ABUJA — The Nigeria Data Protection Commission (NDPC) has officially launched a full-scale investigation into an alleged major data breach involving Remita Payment Services Limited and Sterling Bank.
In a statement issued on Sunday, April 5, 2026, the NDPC confirmed that formal “Notices of Investigation” were served to both organisations on April 1. The probe follows alarming reports from a threat actor known as “ByteToBreach,” who claims to have exfiltrated over 3 terabytes (TB) of sensitive data, potentially exposing the personal information of millions of Nigerians.
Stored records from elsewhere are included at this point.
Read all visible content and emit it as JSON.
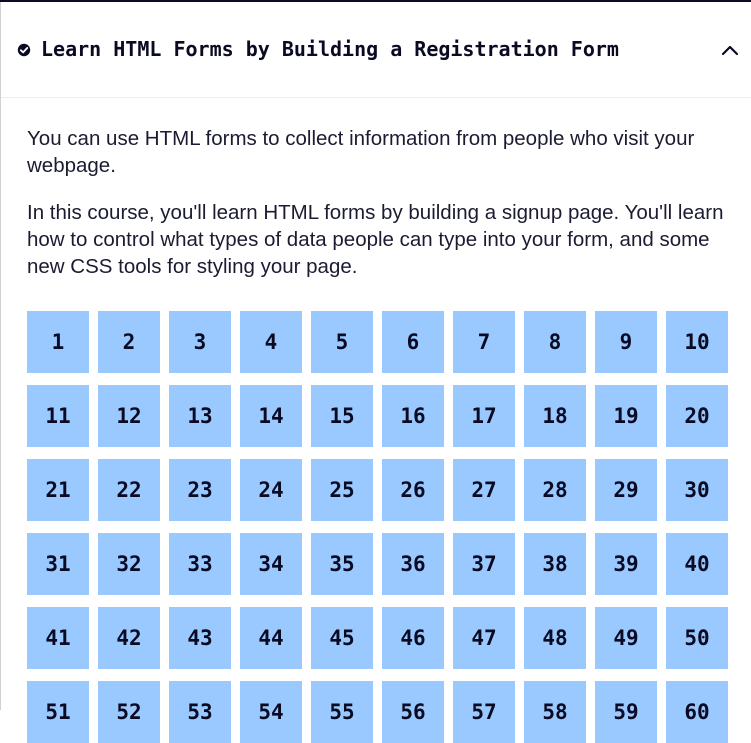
{
  "header": {
    "title": "Learn HTML Forms by Building a Registration Form",
    "status_icon": "check-circle-icon",
    "toggle_icon": "chevron-up-icon"
  },
  "description": {
    "paragraphs": [
      "You can use HTML forms to collect information from people who visit your webpage.",
      "In this course, you'll learn HTML forms by building a signup page. You'll learn how to control what types of data people can type into your form, and some new CSS tools for styling your page."
    ]
  },
  "steps": [
    "1",
    "2",
    "3",
    "4",
    "5",
    "6",
    "7",
    "8",
    "9",
    "10",
    "11",
    "12",
    "13",
    "14",
    "15",
    "16",
    "17",
    "18",
    "19",
    "20",
    "21",
    "22",
    "23",
    "24",
    "25",
    "26",
    "27",
    "28",
    "29",
    "30",
    "31",
    "32",
    "33",
    "34",
    "35",
    "36",
    "37",
    "38",
    "39",
    "40",
    "41",
    "42",
    "43",
    "44",
    "45",
    "46",
    "47",
    "48",
    "49",
    "50",
    "51",
    "52",
    "53",
    "54",
    "55",
    "56",
    "57",
    "58",
    "59",
    "60"
  ],
  "colors": {
    "step_bg": "#99c9ff",
    "text_dark": "#0a0a23",
    "accent": "#0a0a23"
  }
}
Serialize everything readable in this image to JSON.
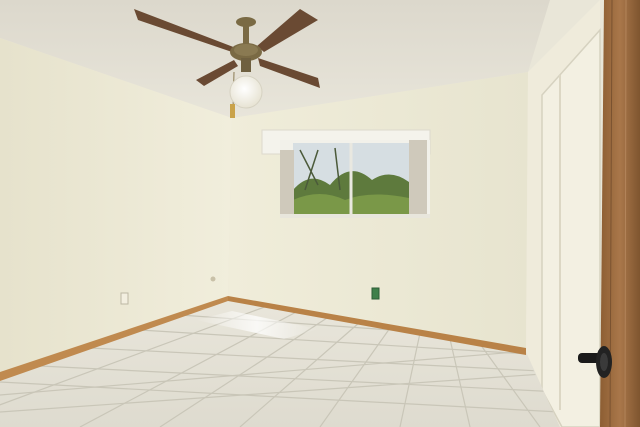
{
  "scene": {
    "subject": "empty bedroom",
    "elements": [
      "ceiling-fan",
      "light-globe",
      "window",
      "closet-door",
      "door",
      "door-handle",
      "wall-outlet",
      "tile-floor",
      "baseboard"
    ]
  },
  "colors": {
    "ceiling": "#e4e1d6",
    "left_wall": "#ece9d6",
    "back_wall": "#ebe8d4",
    "right_wall": "#efebdb",
    "floor": "#e7e4d8",
    "grout": "#c9c6b8",
    "baseboard": "#c08a4f",
    "fan_blade": "#6a4a33",
    "fan_metal": "#7a6a44",
    "globe": "#fbfaf4",
    "door_wood": "#9a6a3c",
    "handle": "#1a1a1a",
    "outlet_green": "#3f7f4a",
    "window_frame": "#f2f1ea",
    "blind": "#cfc9bb",
    "foliage": "#5e7a3d",
    "sky": "#d6dee2"
  }
}
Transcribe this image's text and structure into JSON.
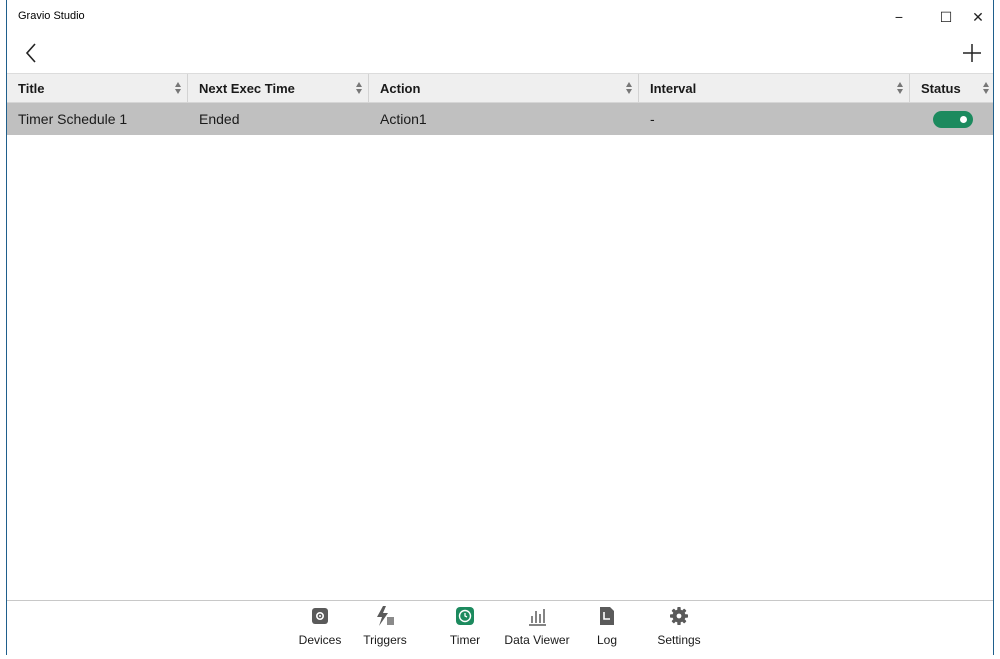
{
  "window": {
    "title": "Gravio Studio",
    "controls": {
      "minimize": "−",
      "maximize": "☐",
      "close": "✕"
    }
  },
  "toolbar": {
    "back_icon": "chevron-left-icon",
    "add_icon": "plus-icon"
  },
  "table": {
    "columns": [
      "Title",
      "Next Exec Time",
      "Action",
      "Interval",
      "Status"
    ],
    "rows": [
      {
        "title": "Timer Schedule 1",
        "next_exec_time": "Ended",
        "action": "Action1",
        "interval": "-",
        "status_on": true
      }
    ]
  },
  "bottom_nav": {
    "items": [
      {
        "label": "Devices",
        "icon": "devices-icon"
      },
      {
        "label": "Triggers",
        "icon": "triggers-icon"
      },
      {
        "label": "Timer",
        "icon": "timer-icon",
        "active": true
      },
      {
        "label": "Data Viewer",
        "icon": "chart-icon"
      },
      {
        "label": "Log",
        "icon": "log-icon"
      },
      {
        "label": "Settings",
        "icon": "gear-icon"
      }
    ]
  },
  "colors": {
    "accent": "#1c8a5e",
    "selected_row": "#c0c0c0",
    "header_bg": "#efefef",
    "icon_gray": "#5a5a5a"
  }
}
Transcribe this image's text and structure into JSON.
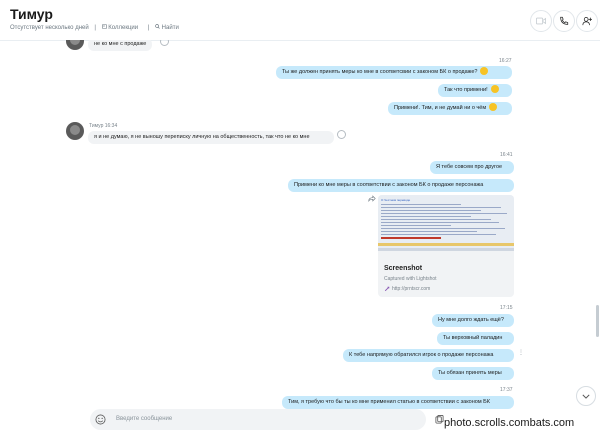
{
  "header": {
    "title": "Тимур",
    "status": "Отсутствует несколько дней",
    "separator": "|",
    "collections": "Коллекции",
    "find": "Найти"
  },
  "messages": {
    "m0": "не ко мне с продаже",
    "t1": "16:27",
    "m1": "Ты же должен принять меры ко мне в соответсвии с законом БК о продаже?",
    "m2": "Так что  примени!",
    "m3": "Примени!. Тим, и не думай ни о чём",
    "t4": "Тимур 16:34",
    "m4": "я и не думаю, я не выношу переписку личную на общественность, так что не ко мне",
    "t5": "16:41",
    "m5": "Я тебе совсем про другое",
    "m6": "Примени ко мне меры в соответствии   с законом БК о продаже персонажа",
    "t7": "17:15",
    "m7": "Ну мне долго ждать ещё?",
    "m8": "Ты верховный паладин",
    "m9": "К тебе напрямую обратился игрок о продаже персонажа",
    "m10": "Ты обязан принять меры",
    "t11": "17:37",
    "m11": "Тим, я требую что бы ты ко мне применил статью в соответствии с законом БК"
  },
  "link_card": {
    "title": "Screenshot",
    "subtitle": "Captured with Lightshot",
    "url": "http://prntscr.com",
    "preview_heading": "О Честном переводе"
  },
  "composer": {
    "placeholder": "Введите сообщение"
  },
  "watermark": "photo.scrolls.combats.com",
  "colors": {
    "outgoing_bubble": "#c6e9fb",
    "incoming_bubble": "#f1f3f5",
    "emoji": "#f7c325",
    "accent": "#00aff0"
  },
  "icons": [
    "video-call-icon",
    "audio-call-icon",
    "add-person-icon",
    "collections-icon",
    "search-icon",
    "emoji-icon",
    "attach-icon",
    "image-icon",
    "mic-icon",
    "chevron-down-icon",
    "link-icon",
    "share-icon",
    "reaction-icon"
  ]
}
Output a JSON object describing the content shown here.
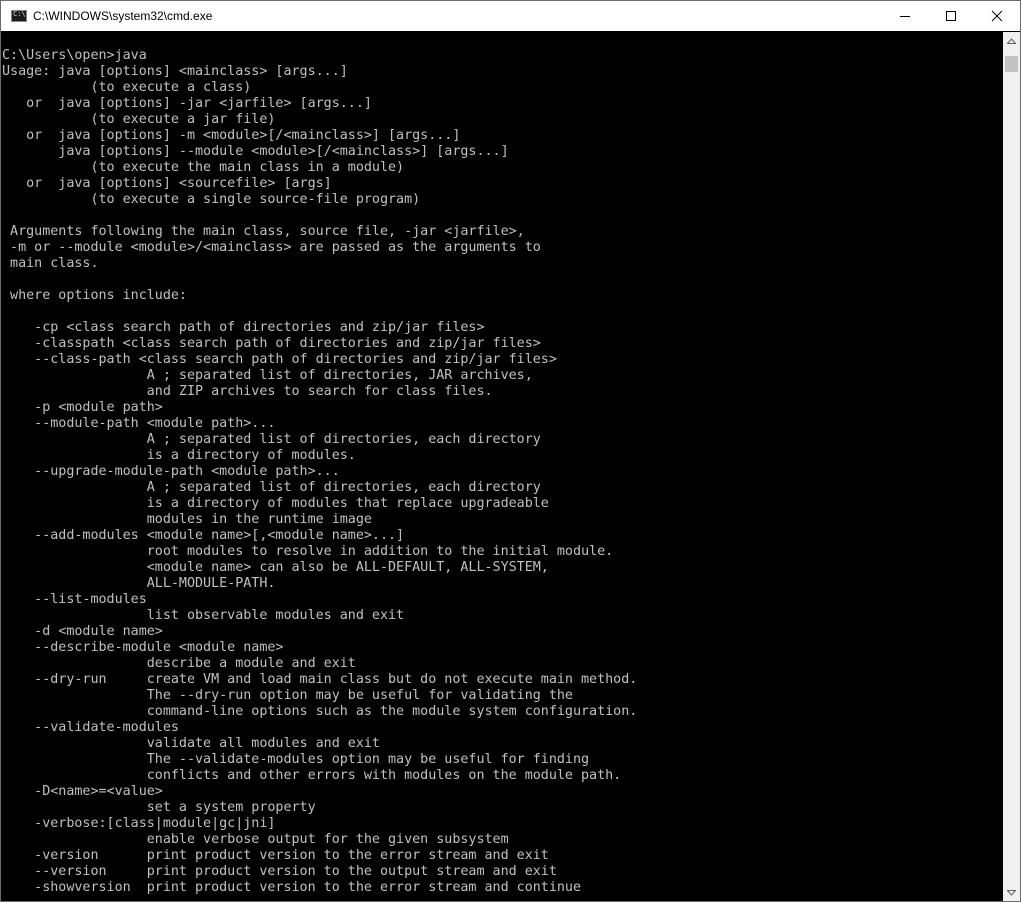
{
  "window": {
    "title": "C:\\WINDOWS\\system32\\cmd.exe",
    "icons": [
      "cmd-app-icon",
      "minimize-icon",
      "maximize-icon",
      "close-icon"
    ]
  },
  "console": {
    "text": "C:\\Users\\open>java\nUsage: java [options] <mainclass> [args...]\n           (to execute a class)\n   or  java [options] -jar <jarfile> [args...]\n           (to execute a jar file)\n   or  java [options] -m <module>[/<mainclass>] [args...]\n       java [options] --module <module>[/<mainclass>] [args...]\n           (to execute the main class in a module)\n   or  java [options] <sourcefile> [args]\n           (to execute a single source-file program)\n\n Arguments following the main class, source file, -jar <jarfile>,\n -m or --module <module>/<mainclass> are passed as the arguments to\n main class.\n\n where options include:\n\n    -cp <class search path of directories and zip/jar files>\n    -classpath <class search path of directories and zip/jar files>\n    --class-path <class search path of directories and zip/jar files>\n                  A ; separated list of directories, JAR archives,\n                  and ZIP archives to search for class files.\n    -p <module path>\n    --module-path <module path>...\n                  A ; separated list of directories, each directory\n                  is a directory of modules.\n    --upgrade-module-path <module path>...\n                  A ; separated list of directories, each directory\n                  is a directory of modules that replace upgradeable\n                  modules in the runtime image\n    --add-modules <module name>[,<module name>...]\n                  root modules to resolve in addition to the initial module.\n                  <module name> can also be ALL-DEFAULT, ALL-SYSTEM,\n                  ALL-MODULE-PATH.\n    --list-modules\n                  list observable modules and exit\n    -d <module name>\n    --describe-module <module name>\n                  describe a module and exit\n    --dry-run     create VM and load main class but do not execute main method.\n                  The --dry-run option may be useful for validating the\n                  command-line options such as the module system configuration.\n    --validate-modules\n                  validate all modules and exit\n                  The --validate-modules option may be useful for finding\n                  conflicts and other errors with modules on the module path.\n    -D<name>=<value>\n                  set a system property\n    -verbose:[class|module|gc|jni]\n                  enable verbose output for the given subsystem\n    -version      print product version to the error stream and exit\n    --version     print product version to the output stream and exit\n    -showversion  print product version to the error stream and continue"
  },
  "colors": {
    "console_background": "#000000",
    "console_text": "#c0c0c0",
    "titlebar_background": "#ffffff",
    "scrollbar_track": "#f0f0f0",
    "scrollbar_thumb": "#c2c2c2"
  }
}
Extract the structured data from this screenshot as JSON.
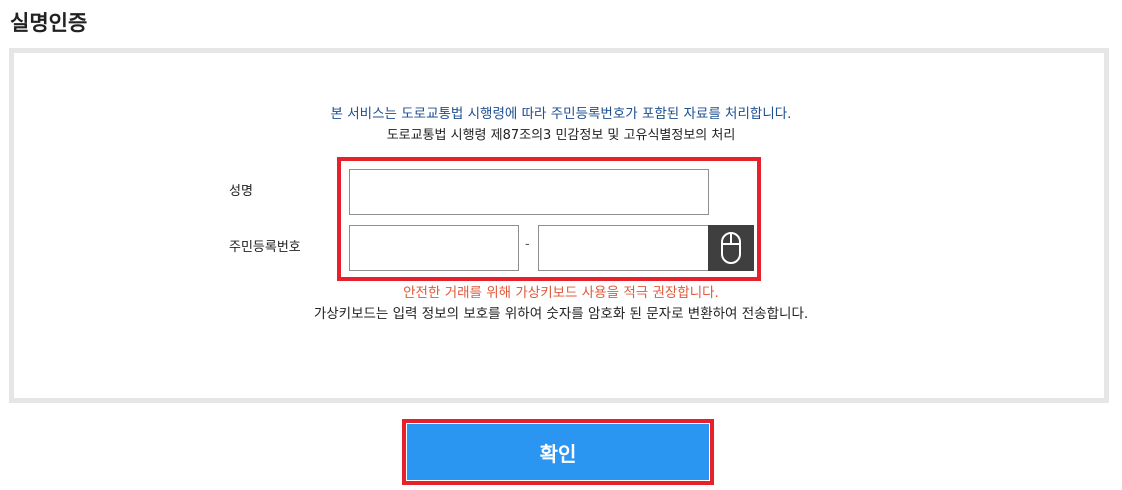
{
  "page": {
    "title": "실명인증"
  },
  "notices": {
    "service_notice": "본 서비스는 도로교통법 시행령에 따라 주민등록번호가 포함된 자료를 처리합니다.",
    "legal_basis": "도로교통법 시행령 제87조의3 민감정보 및 고유식별정보의 처리",
    "keyboard_recommend": "안전한 거래를 위해 가상키보드 사용을 적극 권장합니다.",
    "keyboard_description": "가상키보드는 입력 정보의 보호를 위하여 숫자를 암호화 된 문자로 변환하여 전송합니다."
  },
  "form": {
    "name_label": "성명",
    "name_value": "",
    "rrn_label": "주민등록번호",
    "rrn_front_value": "",
    "rrn_separator": "-",
    "rrn_back_value": "",
    "keyboard_icon": "mouse-icon"
  },
  "actions": {
    "confirm_label": "확인"
  },
  "colors": {
    "notice_blue": "#1d4f91",
    "notice_red": "#e05a3b",
    "highlight_red": "#e8202b",
    "confirm_blue": "#2b95f2",
    "keyboard_dark": "#3f3f3f"
  }
}
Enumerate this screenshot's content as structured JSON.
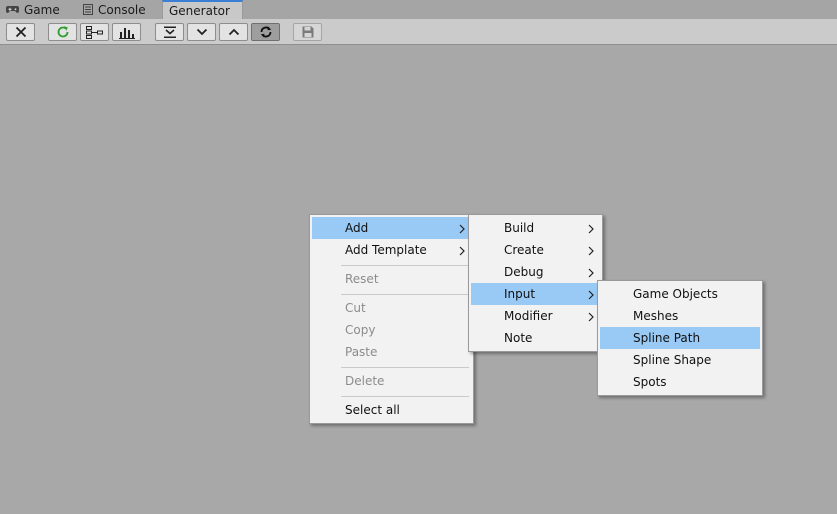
{
  "tabs": [
    {
      "label": "Game",
      "icon": "gamepad-icon",
      "active": false
    },
    {
      "label": "Console",
      "icon": "console-icon",
      "active": false
    },
    {
      "label": "Generator",
      "icon": "",
      "active": true
    }
  ],
  "toolbar": {
    "buttons": [
      {
        "name": "close-button",
        "icon": "close-icon"
      },
      {
        "name": "refresh-button",
        "icon": "refresh-icon",
        "color": "#2e9e2e"
      },
      {
        "name": "node-list-button",
        "icon": "node-list-icon"
      },
      {
        "name": "stats-button",
        "icon": "bar-chart-icon"
      },
      {
        "name": "collapse-all-button",
        "icon": "collapse-all-icon"
      },
      {
        "name": "expand-down-button",
        "icon": "chevron-down-icon"
      },
      {
        "name": "collapse-up-button",
        "icon": "chevron-up-icon"
      },
      {
        "name": "auto-sync-toggle",
        "icon": "sync-icon",
        "pressed": true
      },
      {
        "name": "save-button",
        "icon": "save-icon",
        "disabled": true
      }
    ]
  },
  "context_menu": {
    "items": [
      {
        "label": "Add",
        "submenu": true,
        "highlighted": true,
        "enabled": true
      },
      {
        "label": "Add Template",
        "submenu": true,
        "enabled": true
      },
      {
        "label": "Reset",
        "enabled": false
      },
      {
        "label": "Cut",
        "enabled": false
      },
      {
        "label": "Copy",
        "enabled": false
      },
      {
        "label": "Paste",
        "enabled": false
      },
      {
        "label": "Delete",
        "enabled": false
      },
      {
        "label": "Select all",
        "enabled": true
      }
    ]
  },
  "add_submenu": {
    "items": [
      {
        "label": "Build",
        "submenu": true
      },
      {
        "label": "Create",
        "submenu": true
      },
      {
        "label": "Debug",
        "submenu": true
      },
      {
        "label": "Input",
        "submenu": true,
        "highlighted": true
      },
      {
        "label": "Modifier",
        "submenu": true
      },
      {
        "label": "Note",
        "submenu": false
      }
    ]
  },
  "input_submenu": {
    "items": [
      {
        "label": "Game Objects"
      },
      {
        "label": "Meshes"
      },
      {
        "label": "Spline Path",
        "highlighted": true
      },
      {
        "label": "Spline Shape"
      },
      {
        "label": "Spots"
      }
    ]
  },
  "colors": {
    "highlight": "#99c9f5",
    "active_tab_accent": "#3a7fd5",
    "canvas": "#a8a8a8"
  }
}
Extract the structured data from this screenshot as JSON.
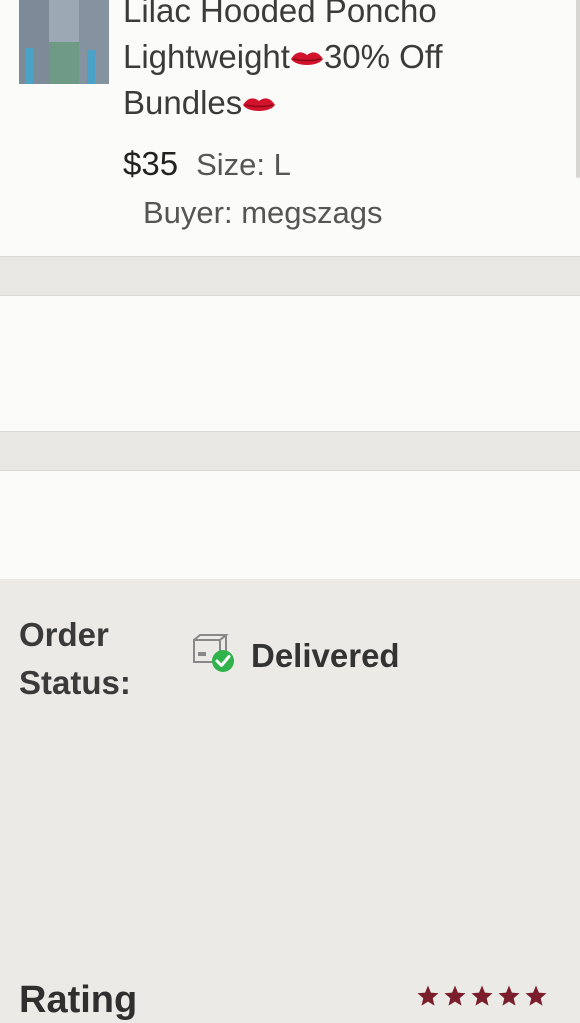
{
  "product": {
    "title_line1": "Lilac Hooded Poncho",
    "title_line2a": "Lightweight",
    "title_line2b": "30% Off",
    "title_line3": "Bundles",
    "price": "$35",
    "size": "Size: L",
    "buyer": "Buyer: megszags",
    "emoji_icon": "lips-emoji"
  },
  "order": {
    "label_line1": "Order",
    "label_line2": "Status:",
    "status": "Delivered",
    "status_icon": "delivered-box-check-icon",
    "status_color": "#2fb34a"
  },
  "rating": {
    "label": "Rating",
    "stars": 5,
    "star_color": "#7b1e2b"
  }
}
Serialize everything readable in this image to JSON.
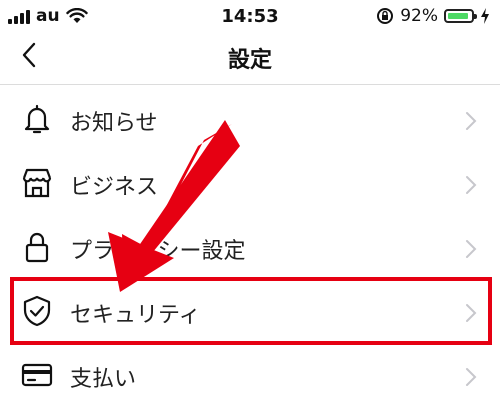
{
  "status_bar": {
    "carrier": "au",
    "time": "14:53",
    "battery_percent": "92%",
    "icons": [
      "signal-icon",
      "wifi-icon",
      "rotation-lock-icon",
      "battery-icon",
      "charging-icon"
    ]
  },
  "nav": {
    "title": "設定",
    "back_icon": "chevron-left-icon"
  },
  "settings": {
    "items": [
      {
        "label": "お知らせ",
        "icon": "bell-icon"
      },
      {
        "label": "ビジネス",
        "icon": "shop-icon"
      },
      {
        "label": "プライバシー設定",
        "icon": "lock-icon"
      },
      {
        "label": "セキュリティ",
        "icon": "shield-check-icon"
      },
      {
        "label": "支払い",
        "icon": "credit-card-icon"
      }
    ]
  },
  "annotation": {
    "highlight_color": "#e60012",
    "highlighted_item": "セキュリティ"
  }
}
The Scale of the Alleged Breach
According to claims circulating on cybercrime forums since late March 2026, the breach originated from a vulnerability in Sterling Bank’s infrastructure before pivoting to Remita’s systems. The attacker claims to have accessed approximately 900,000 customer accounts and over 3,000 employee records, including names, BVNs, NINs, and transaction histories.
Roughly 3TB of data was allegedly taken from a misconfigured cloud storage bucket belonging to Remita. This includes over 800GB of KYC documents such as international passports, driver’s licenses, and bank statements, as well as core database exports and encryption keys. Security analysts at firms like GreenWare Tech have noted that some leaked samples appear consistent with the hacker’s past activity, although the full extent of the 3TB dataset has not yet been independently verified.
NDPC Enforcement and Directives
The National Commissioner of the NDPC, Dr. Vincent Olatunji, has directed a broader review of all organisations deploying digital payment systems to ensure strict compliance with the Nigeria Data Protection Act 2023. The investigation will examine the nature and scope of the breach, the categories of personal data involved, and the adequacy of the technical safeguards currently in place.
Organisations found operating without mandatory data protection measures will face severe penalties. This follows the commission’s recent precedent of imposing a ₦555.8 million fine on Fidelity Bank for similar violations.
Urgent Advisory for Users
While neither Remita nor Sterling Bank has issued a full official confirmation of the breach’s extent, security experts recommend that all users take immediate protective steps. You should change all banking passwords and PINs immediately and enable multi-factor authentication (2FA) on all financial and email accounts.
It is also critical to closely watch bank statements for unauthorized transactions and be extremely wary of unsolicited calls or messages asking for BVN or NIN “verification.” These are likely phishing attempts using the leaked data to commit identity theft or fraud.